A. That has not been done. I was advising people who are skeptical of the induction that, if they want to essentially come up with persuasive evidence that, in fact, an alternative process to an intelligent one could produce the flagellum, then that’s what they should do.
Q. So all those other scientists should do that, but you’re not going to?
A. Well, I think I’m persuaded by the evidence that I cite in my book, that this is a good explanation and that spending a lot of effort in trying to show how random mutation and natural selection could produce complex systems, like Barry Hall tried to do, is likely to result – is not real likely to be fruitful, as his results were not fruitful. So, no, I don’t do that in order to spend my time on other things.
Seems that ID is a real science stopper…
But even in the trial Behe admitted that ID can never be ruled out. So much for falsifiability of ID.
A. Well, since it’s an inductive argument, since the purposeful arrangement of parts is an inductive argument, then in order to falsify an induction, you have to find an exception to the inductive argument.
So if somebody said that, when you see this purposeful arrangement of parts – and again, the – as I stress, the argument is quantitative, when there is a certain degree of complexity and so on. If it was shown that that did not always, did not always bespeak design, then the induction would not be reliable, and we would – so – and the argument would be, would be defeated.
Q. Now you, in fact, have stated that intelligent design can never be ruled out, correct?
A. Yes, that’s right.
Behe’s testimony was instrumental in showing the scientific vacuity of ID
Expert testimony revealed that this inductive argument is not scientific and as admitted by Professor Behe, can never be ruled out. (2:40 (Miller); 22:101 (Behe); 3:99 (Miller)).
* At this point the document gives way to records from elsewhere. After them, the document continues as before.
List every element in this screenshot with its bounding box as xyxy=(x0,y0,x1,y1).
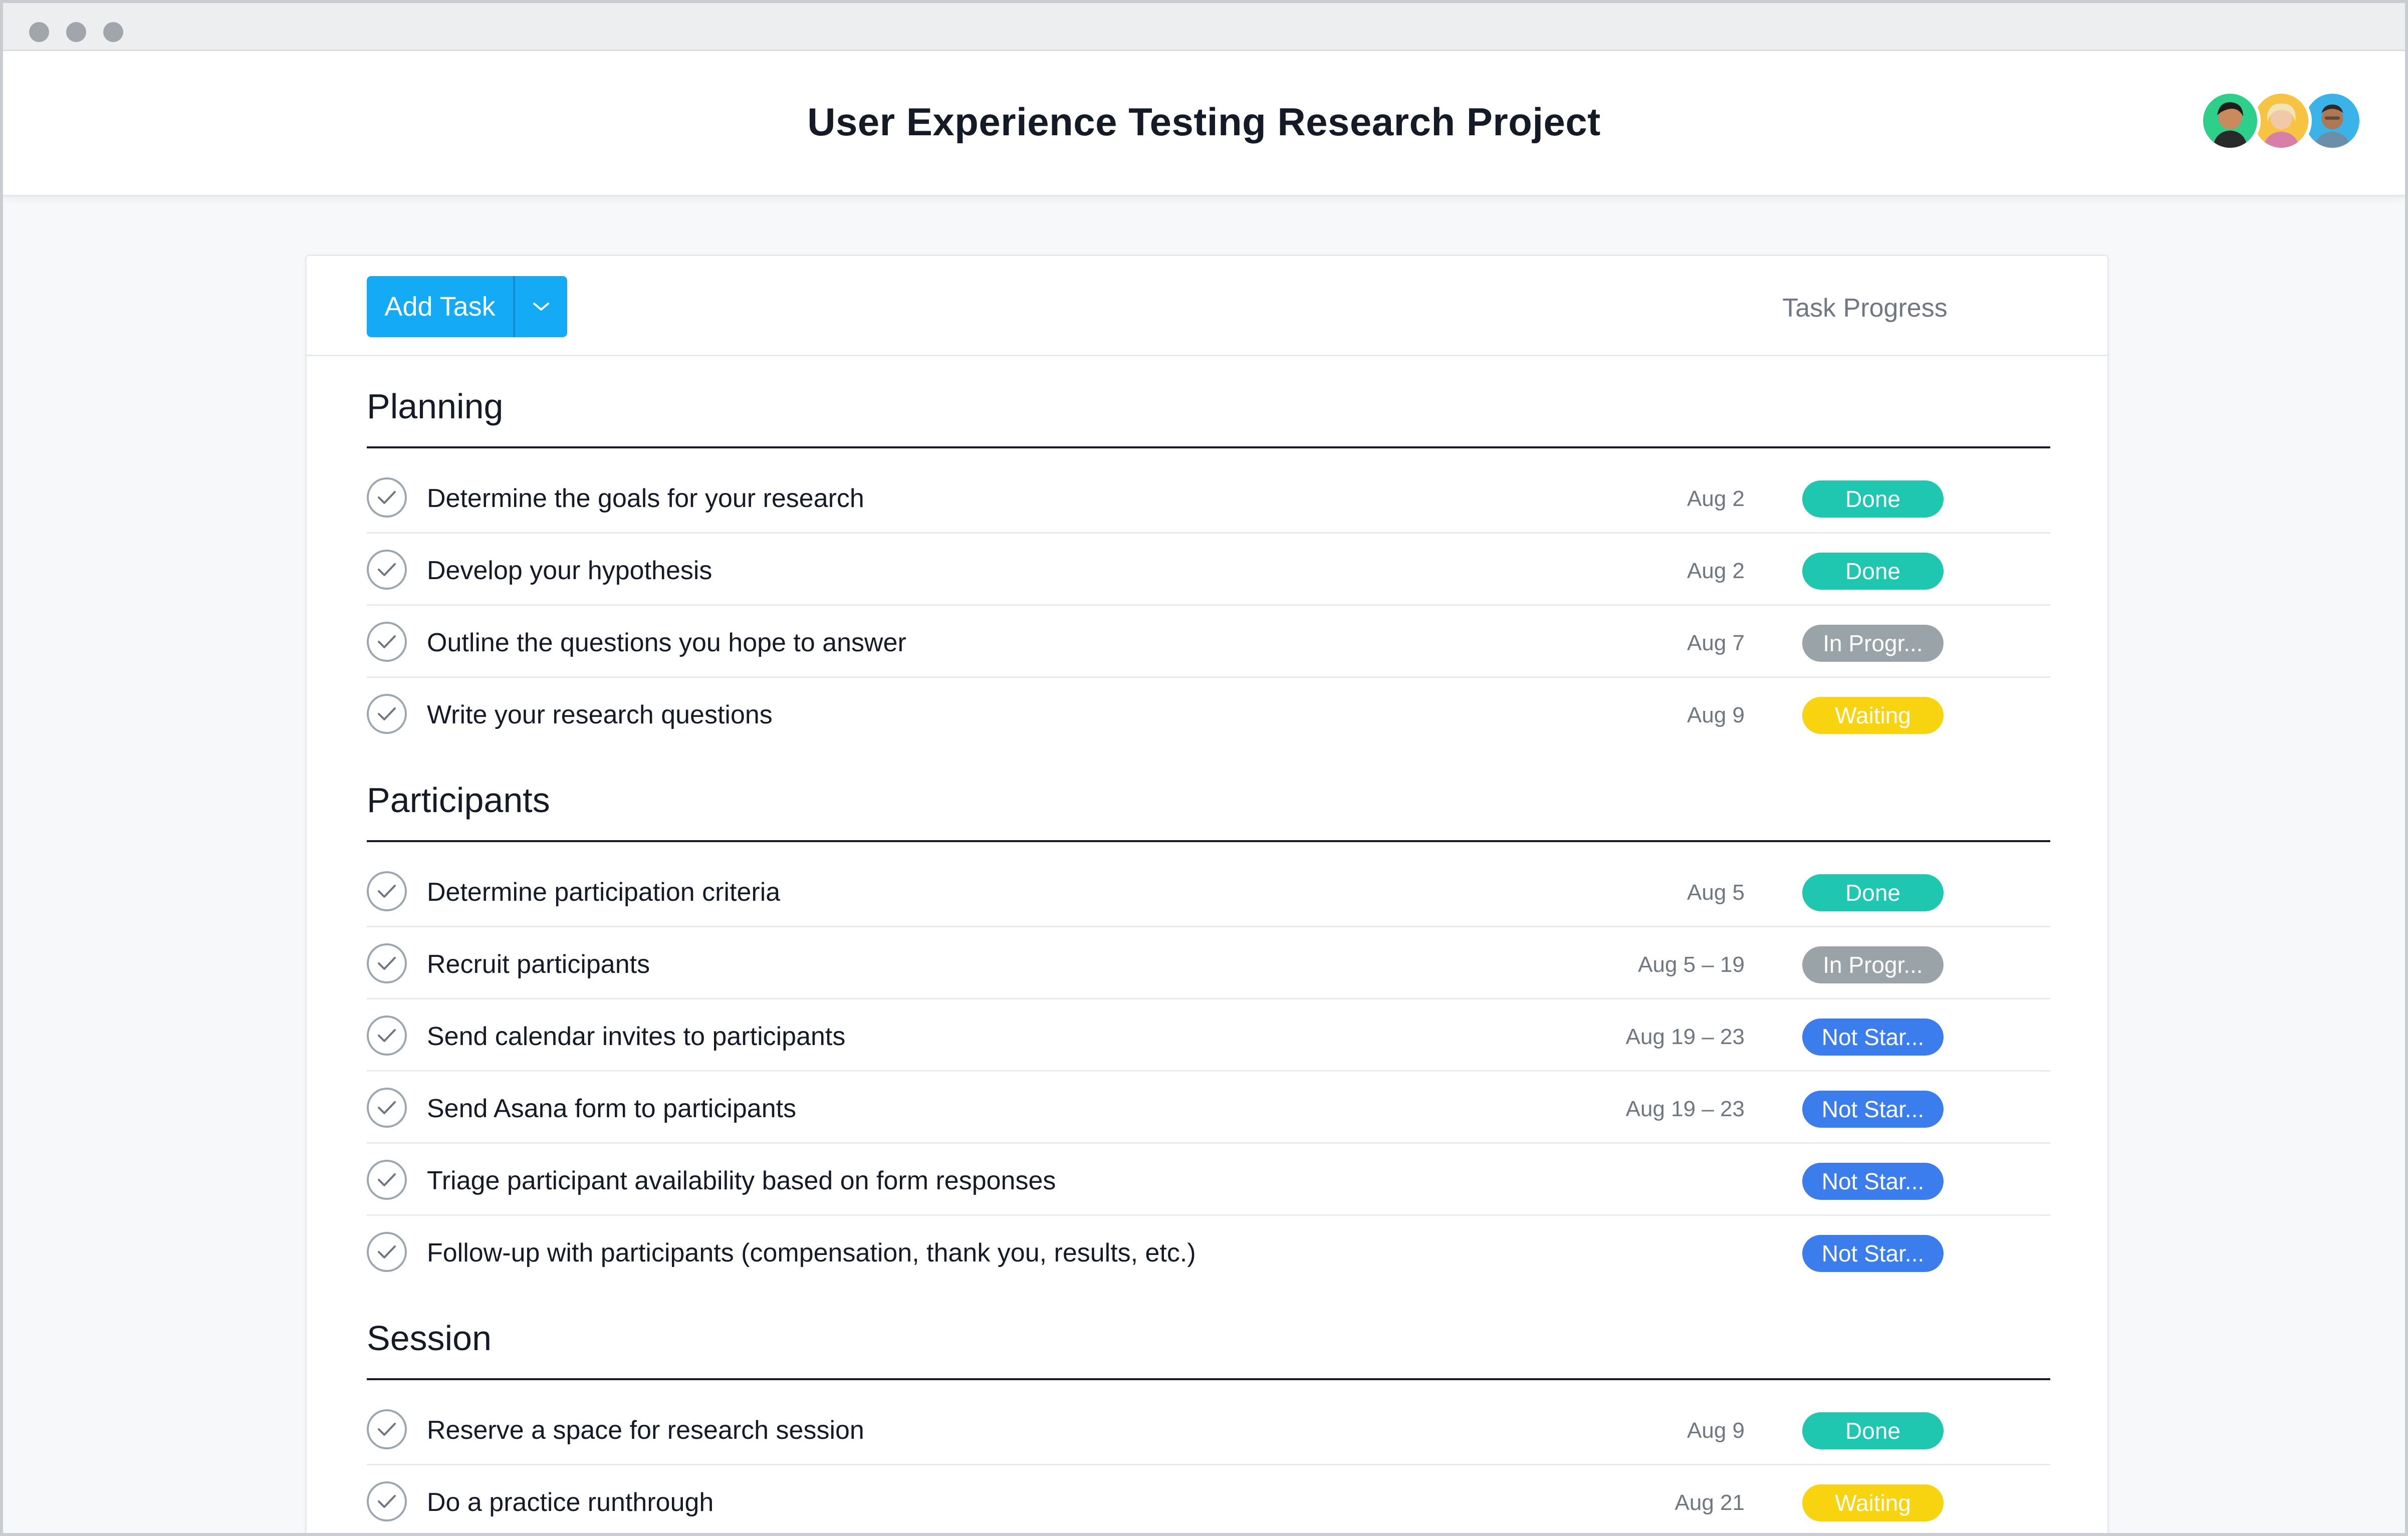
app-window: User Experience Testing Research Project xyxy=(0,0,2408,1536)
task-complete-checkbox[interactable] xyxy=(367,1160,407,1200)
checkmark-icon xyxy=(378,957,396,970)
task-progress-column-header[interactable]: Task Progress xyxy=(1750,293,1980,323)
task-list-card: Add Task Task Progress Planning Determine… xyxy=(305,254,2109,1533)
checkmark-icon xyxy=(378,491,396,504)
checkmark-icon xyxy=(378,1101,396,1114)
status-badge[interactable]: Done xyxy=(1802,480,1944,518)
task-name[interactable]: Send Asana form to participants xyxy=(427,1094,796,1124)
project-header: User Experience Testing Research Project xyxy=(3,51,2405,196)
project-members xyxy=(2200,90,2365,151)
window-minimize-button[interactable] xyxy=(66,22,86,42)
task-due-date[interactable]: Aug 2 xyxy=(1687,559,1745,584)
status-badge[interactable]: Not Star... xyxy=(1802,1163,1944,1200)
task-complete-checkbox[interactable] xyxy=(367,694,407,734)
add-task-dropdown-button[interactable] xyxy=(515,276,567,337)
section-title[interactable]: Session xyxy=(367,1318,492,1358)
task-due-date[interactable]: Aug 9 xyxy=(1687,1418,1745,1443)
status-badge[interactable]: Done xyxy=(1802,1412,1944,1449)
task-name[interactable]: Outline the questions you hope to answer xyxy=(427,628,906,658)
section-title[interactable]: Participants xyxy=(367,780,550,820)
task-due-date[interactable]: Aug 5 – 19 xyxy=(1638,952,1745,977)
task-complete-checkbox[interactable] xyxy=(367,1088,407,1128)
status-badge[interactable]: Done xyxy=(1802,553,1944,590)
status-badge[interactable]: Not Star... xyxy=(1802,1091,1944,1128)
task-name[interactable]: Determine the goals for your research xyxy=(427,483,864,514)
checkmark-icon xyxy=(378,563,396,576)
task-row[interactable]: Determine participation criteria Aug 5 Don… xyxy=(367,855,2050,927)
task-complete-checkbox[interactable] xyxy=(367,1481,407,1521)
task-complete-checkbox[interactable] xyxy=(367,871,407,911)
add-task-button[interactable]: Add Task xyxy=(367,276,515,337)
task-name[interactable]: Follow-up with participants (compensatio… xyxy=(427,1238,1196,1268)
task-complete-checkbox[interactable] xyxy=(367,477,407,518)
window-close-button[interactable] xyxy=(29,22,49,42)
checkmark-icon xyxy=(378,1245,396,1258)
window-titlebar xyxy=(3,3,2405,51)
checkmark-icon xyxy=(378,707,396,720)
task-due-date[interactable]: Aug 19 – 23 xyxy=(1626,1025,1745,1050)
task-complete-checkbox[interactable] xyxy=(367,943,407,983)
section-divider xyxy=(367,1378,2050,1380)
task-due-date[interactable]: Aug 7 xyxy=(1687,631,1745,656)
add-task-button-group: Add Task xyxy=(367,276,567,337)
task-name[interactable]: Reserve a space for research session xyxy=(427,1415,864,1445)
task-row[interactable]: Develop your hypothesis Aug 2 Done xyxy=(367,534,2050,606)
task-complete-checkbox[interactable] xyxy=(367,1015,407,1056)
task-due-date[interactable]: Aug 5 xyxy=(1687,880,1745,905)
task-due-date[interactable]: Aug 19 – 23 xyxy=(1626,1097,1745,1122)
window-maximize-button[interactable] xyxy=(103,22,123,42)
task-name[interactable]: Write your research questions xyxy=(427,700,773,730)
status-badge[interactable]: Done xyxy=(1802,874,1944,911)
section-divider xyxy=(367,446,2050,448)
task-due-date[interactable]: Aug 9 xyxy=(1687,703,1745,728)
task-name[interactable]: Determine participation criteria xyxy=(427,877,780,907)
checkmark-icon xyxy=(378,1173,396,1186)
task-row[interactable]: Write your research questions Aug 9 Waitin… xyxy=(367,678,2050,750)
status-badge[interactable]: Not Star... xyxy=(1802,1018,1944,1056)
task-due-date[interactable]: Aug 21 xyxy=(1675,1490,1745,1515)
task-name[interactable]: Send calendar invites to participants xyxy=(427,1021,845,1052)
task-toolbar: Add Task Task Progress xyxy=(307,256,2107,356)
task-row[interactable]: Do a practice runthrough Aug 21 Waiting xyxy=(367,1465,2050,1533)
section-title[interactable]: Planning xyxy=(367,386,503,426)
status-badge[interactable]: Waiting xyxy=(1802,697,1944,734)
section-divider xyxy=(367,840,2050,842)
chevron-down-icon xyxy=(533,303,549,311)
task-due-date[interactable]: Aug 2 xyxy=(1687,486,1745,511)
task-name[interactable]: Recruit participants xyxy=(427,949,650,979)
checkmark-icon xyxy=(378,635,396,648)
task-row[interactable]: Determine the goals for your research Aug… xyxy=(367,461,2050,534)
task-complete-checkbox[interactable] xyxy=(367,1409,407,1449)
task-row[interactable]: Send Asana form to participants Aug 19 – … xyxy=(367,1072,2050,1144)
member-avatar-icon xyxy=(2254,94,2308,148)
checkmark-icon xyxy=(378,885,396,898)
task-name[interactable]: Triage participant availability based on… xyxy=(427,1166,1056,1196)
task-row[interactable]: Outline the questions you hope to answer… xyxy=(367,606,2050,678)
page-title: User Experience Testing Research Project xyxy=(807,100,1601,144)
task-row[interactable]: Reserve a space for research session Aug … xyxy=(367,1393,2050,1465)
checkmark-icon xyxy=(378,1423,396,1436)
task-name[interactable]: Develop your hypothesis xyxy=(427,556,712,586)
status-badge[interactable]: Not Star... xyxy=(1802,1235,1944,1272)
task-row[interactable]: Follow-up with participants (compensatio… xyxy=(367,1216,2050,1288)
checkmark-icon xyxy=(378,1495,396,1508)
status-badge[interactable]: Waiting xyxy=(1802,1484,1944,1521)
checkmark-icon xyxy=(378,1029,396,1042)
member-avatar-icon xyxy=(2203,94,2257,148)
avatar[interactable] xyxy=(2200,90,2261,151)
status-badge[interactable]: In Progr... xyxy=(1802,946,1944,983)
status-badge[interactable]: In Progr... xyxy=(1802,625,1944,662)
task-complete-checkbox[interactable] xyxy=(367,550,407,590)
member-avatar-icon xyxy=(2305,94,2359,148)
task-name[interactable]: Do a practice runthrough xyxy=(427,1487,713,1517)
task-complete-checkbox[interactable] xyxy=(367,622,407,662)
task-complete-checkbox[interactable] xyxy=(367,1232,407,1272)
task-row[interactable]: Send calendar invites to participants Aug… xyxy=(367,999,2050,1072)
task-row[interactable]: Recruit participants Aug 5 – 19 In Progr..… xyxy=(367,927,2050,999)
task-row[interactable]: Triage participant availability based on… xyxy=(367,1144,2050,1216)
Behe: As far as design being “never ruled out”, as I explained earlier science never rules anything out as a matter of logic; that is, science can’t prove in some absolute sense that something doesn’t exist.The task of science is simply to adduce evidence to help support one view or weigh against another.
Especially when the court came to realize that Behe’s definition of IC is unrealistic:
However, Professor Behe excludes, by definition, the possibility that a precursor to the bacterial flagellum functioned not as a rotary motor, but in some other way, for example as a secretory system. (19:88-95 (Behe)).
And the court clearly rejected the falsification claims of IC, noting that
As irreducible complexity is only a negative argument against evolution, it is refutable and accordingly testable, unlike ID, by showing that there are intermediate structures with selectable functions that could have evolved into the allegedly irreducibly complex systems. (2:15-16 (Miller)). Importantly, however, the fact that the negative argument of irreducible complexity is testable does not make testable the argument for ID. (2:15 (Miller); 5:39 (Pennock)).
Compare this with how science deals with these issues. They are not saying that since Behe cannot explain how the flagellum was intelligently designed, that it was thus an outcome of natural selection. On the contrary, as Nick Matzke and others have shown, it involves hard work determining the nature of flagellar systems, and its homologs.